Having completed the assessment, I know that most effective, evidence-based way to treat hemiplegic gait is with walking aids/ AFO/FES; exercise and task specific practice (circuit training or strength training with a treadmill or electro-mechanical gait trainer, depending on level of severity). I also know that there will also probably need to be some locality based training in their own home/ community to build confidence, motor skill and know-how (routes, where the loos are, what support is available etc) within their own environment and to encourage social networks.

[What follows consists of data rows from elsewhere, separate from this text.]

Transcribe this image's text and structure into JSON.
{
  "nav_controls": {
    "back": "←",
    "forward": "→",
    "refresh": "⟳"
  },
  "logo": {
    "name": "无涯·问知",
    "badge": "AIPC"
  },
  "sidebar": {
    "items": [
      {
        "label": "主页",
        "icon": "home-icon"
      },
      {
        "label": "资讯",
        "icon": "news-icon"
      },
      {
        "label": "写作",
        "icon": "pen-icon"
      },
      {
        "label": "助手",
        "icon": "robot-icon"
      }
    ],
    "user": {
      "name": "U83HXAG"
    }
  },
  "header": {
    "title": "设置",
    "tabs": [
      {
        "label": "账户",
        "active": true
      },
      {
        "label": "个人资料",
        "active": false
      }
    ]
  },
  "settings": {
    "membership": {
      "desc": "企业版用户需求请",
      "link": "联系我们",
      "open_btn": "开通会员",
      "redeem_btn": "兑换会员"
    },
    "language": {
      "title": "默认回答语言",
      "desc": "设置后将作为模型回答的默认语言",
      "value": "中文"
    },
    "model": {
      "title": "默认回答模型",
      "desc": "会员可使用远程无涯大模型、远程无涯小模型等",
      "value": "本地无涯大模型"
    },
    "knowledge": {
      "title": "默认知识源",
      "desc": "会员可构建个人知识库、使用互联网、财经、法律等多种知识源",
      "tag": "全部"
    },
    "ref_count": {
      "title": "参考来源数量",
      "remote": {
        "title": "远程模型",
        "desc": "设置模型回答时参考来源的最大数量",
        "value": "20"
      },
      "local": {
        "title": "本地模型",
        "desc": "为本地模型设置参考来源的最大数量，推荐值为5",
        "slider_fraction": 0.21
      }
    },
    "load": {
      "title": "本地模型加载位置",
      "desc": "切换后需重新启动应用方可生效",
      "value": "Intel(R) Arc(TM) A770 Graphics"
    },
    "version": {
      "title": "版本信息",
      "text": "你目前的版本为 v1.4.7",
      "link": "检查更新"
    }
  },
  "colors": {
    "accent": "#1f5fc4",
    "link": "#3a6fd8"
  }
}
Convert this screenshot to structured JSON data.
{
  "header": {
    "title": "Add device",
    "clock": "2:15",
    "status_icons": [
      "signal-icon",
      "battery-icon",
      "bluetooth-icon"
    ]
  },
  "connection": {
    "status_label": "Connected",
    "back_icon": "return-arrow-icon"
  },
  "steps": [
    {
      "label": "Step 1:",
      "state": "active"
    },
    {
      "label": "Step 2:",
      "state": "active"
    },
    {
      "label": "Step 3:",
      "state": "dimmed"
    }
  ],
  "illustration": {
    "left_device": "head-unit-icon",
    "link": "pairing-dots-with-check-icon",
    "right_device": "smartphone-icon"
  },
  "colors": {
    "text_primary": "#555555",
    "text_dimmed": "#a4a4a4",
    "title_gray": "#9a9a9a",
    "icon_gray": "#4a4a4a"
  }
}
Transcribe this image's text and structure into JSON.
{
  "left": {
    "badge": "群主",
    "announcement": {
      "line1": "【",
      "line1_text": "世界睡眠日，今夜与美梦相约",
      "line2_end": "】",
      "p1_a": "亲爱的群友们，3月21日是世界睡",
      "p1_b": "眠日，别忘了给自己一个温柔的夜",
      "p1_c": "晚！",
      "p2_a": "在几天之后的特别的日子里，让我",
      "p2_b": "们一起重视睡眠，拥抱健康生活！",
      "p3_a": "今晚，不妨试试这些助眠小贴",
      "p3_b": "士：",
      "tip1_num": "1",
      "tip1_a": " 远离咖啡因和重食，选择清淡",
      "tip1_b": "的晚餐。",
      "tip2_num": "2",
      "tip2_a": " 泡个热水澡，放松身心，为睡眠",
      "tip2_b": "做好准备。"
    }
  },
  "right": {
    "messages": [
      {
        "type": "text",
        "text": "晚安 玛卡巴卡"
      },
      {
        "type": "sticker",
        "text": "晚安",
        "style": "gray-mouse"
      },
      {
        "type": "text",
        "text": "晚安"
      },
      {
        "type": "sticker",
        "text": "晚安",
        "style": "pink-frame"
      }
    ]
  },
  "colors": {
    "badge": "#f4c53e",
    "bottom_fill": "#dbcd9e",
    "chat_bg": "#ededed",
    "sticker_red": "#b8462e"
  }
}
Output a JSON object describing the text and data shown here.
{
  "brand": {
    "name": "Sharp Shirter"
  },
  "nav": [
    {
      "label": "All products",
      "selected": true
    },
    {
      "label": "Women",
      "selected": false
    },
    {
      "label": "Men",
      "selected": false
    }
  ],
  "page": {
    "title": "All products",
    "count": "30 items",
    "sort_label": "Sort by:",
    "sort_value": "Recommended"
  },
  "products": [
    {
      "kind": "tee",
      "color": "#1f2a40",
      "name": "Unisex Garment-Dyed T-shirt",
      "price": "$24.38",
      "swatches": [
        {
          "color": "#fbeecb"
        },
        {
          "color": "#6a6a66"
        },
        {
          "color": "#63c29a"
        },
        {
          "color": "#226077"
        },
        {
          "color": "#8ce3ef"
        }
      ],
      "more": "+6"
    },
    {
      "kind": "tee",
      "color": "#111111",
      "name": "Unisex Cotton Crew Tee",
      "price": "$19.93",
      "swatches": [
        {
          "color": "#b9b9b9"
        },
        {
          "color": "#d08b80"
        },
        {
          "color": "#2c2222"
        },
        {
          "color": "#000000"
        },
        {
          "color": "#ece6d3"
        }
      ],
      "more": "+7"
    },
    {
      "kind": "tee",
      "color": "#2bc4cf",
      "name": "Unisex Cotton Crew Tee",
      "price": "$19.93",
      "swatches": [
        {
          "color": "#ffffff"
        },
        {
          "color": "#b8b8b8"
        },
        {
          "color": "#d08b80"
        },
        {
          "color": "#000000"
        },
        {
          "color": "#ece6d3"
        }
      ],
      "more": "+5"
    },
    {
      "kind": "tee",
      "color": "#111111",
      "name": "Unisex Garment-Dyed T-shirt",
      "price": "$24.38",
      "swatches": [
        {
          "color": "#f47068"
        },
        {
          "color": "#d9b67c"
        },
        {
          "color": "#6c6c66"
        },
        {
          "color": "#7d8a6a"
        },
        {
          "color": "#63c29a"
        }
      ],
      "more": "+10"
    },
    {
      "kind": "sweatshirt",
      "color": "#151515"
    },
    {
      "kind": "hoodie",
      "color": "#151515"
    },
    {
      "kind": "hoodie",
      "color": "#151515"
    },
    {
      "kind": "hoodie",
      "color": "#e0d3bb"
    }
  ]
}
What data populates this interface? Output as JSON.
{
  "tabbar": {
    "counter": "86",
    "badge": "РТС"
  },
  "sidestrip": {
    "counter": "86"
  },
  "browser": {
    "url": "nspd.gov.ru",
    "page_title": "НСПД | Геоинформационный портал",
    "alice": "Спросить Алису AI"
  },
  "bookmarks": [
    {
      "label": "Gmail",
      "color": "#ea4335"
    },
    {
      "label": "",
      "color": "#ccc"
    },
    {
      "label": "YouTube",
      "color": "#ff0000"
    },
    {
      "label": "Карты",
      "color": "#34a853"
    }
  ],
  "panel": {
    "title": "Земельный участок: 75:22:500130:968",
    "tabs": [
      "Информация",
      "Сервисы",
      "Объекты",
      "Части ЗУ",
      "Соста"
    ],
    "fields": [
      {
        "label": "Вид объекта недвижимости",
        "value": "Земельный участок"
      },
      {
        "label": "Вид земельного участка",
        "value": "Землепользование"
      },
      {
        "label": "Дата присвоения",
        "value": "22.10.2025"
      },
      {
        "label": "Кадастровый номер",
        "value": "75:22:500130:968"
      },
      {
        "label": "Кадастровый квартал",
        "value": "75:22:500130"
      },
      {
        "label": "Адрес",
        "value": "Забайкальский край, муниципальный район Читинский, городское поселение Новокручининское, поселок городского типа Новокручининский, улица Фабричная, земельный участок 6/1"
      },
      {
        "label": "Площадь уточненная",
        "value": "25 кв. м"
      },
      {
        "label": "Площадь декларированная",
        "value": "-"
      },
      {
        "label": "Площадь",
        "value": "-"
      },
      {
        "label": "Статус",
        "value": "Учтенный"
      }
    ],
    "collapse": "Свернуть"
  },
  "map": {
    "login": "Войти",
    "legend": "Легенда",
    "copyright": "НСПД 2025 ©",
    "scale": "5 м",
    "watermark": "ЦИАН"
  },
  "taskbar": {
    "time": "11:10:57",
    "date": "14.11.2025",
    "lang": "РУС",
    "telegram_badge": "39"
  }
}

As mentioned before, the skill of an expert isn’t having magically clever handling skills, the expertise is in knowing how to apply and adapt evidence based treatment and local knowledge as appropriate for patients’ level of ability and personal circumstances. That’s the unique bit.
Can a BB practitioner summarise what they do, how and why in this manner? They should be able to if they are an expert. It does the credibility of any branch of physiotherapy a great injustice to suggest that a hypothesis driven approach is needed every time. To anyone with a cynical turn of mind, it would appear that we don’t know what we are doing and are making it up as we go along.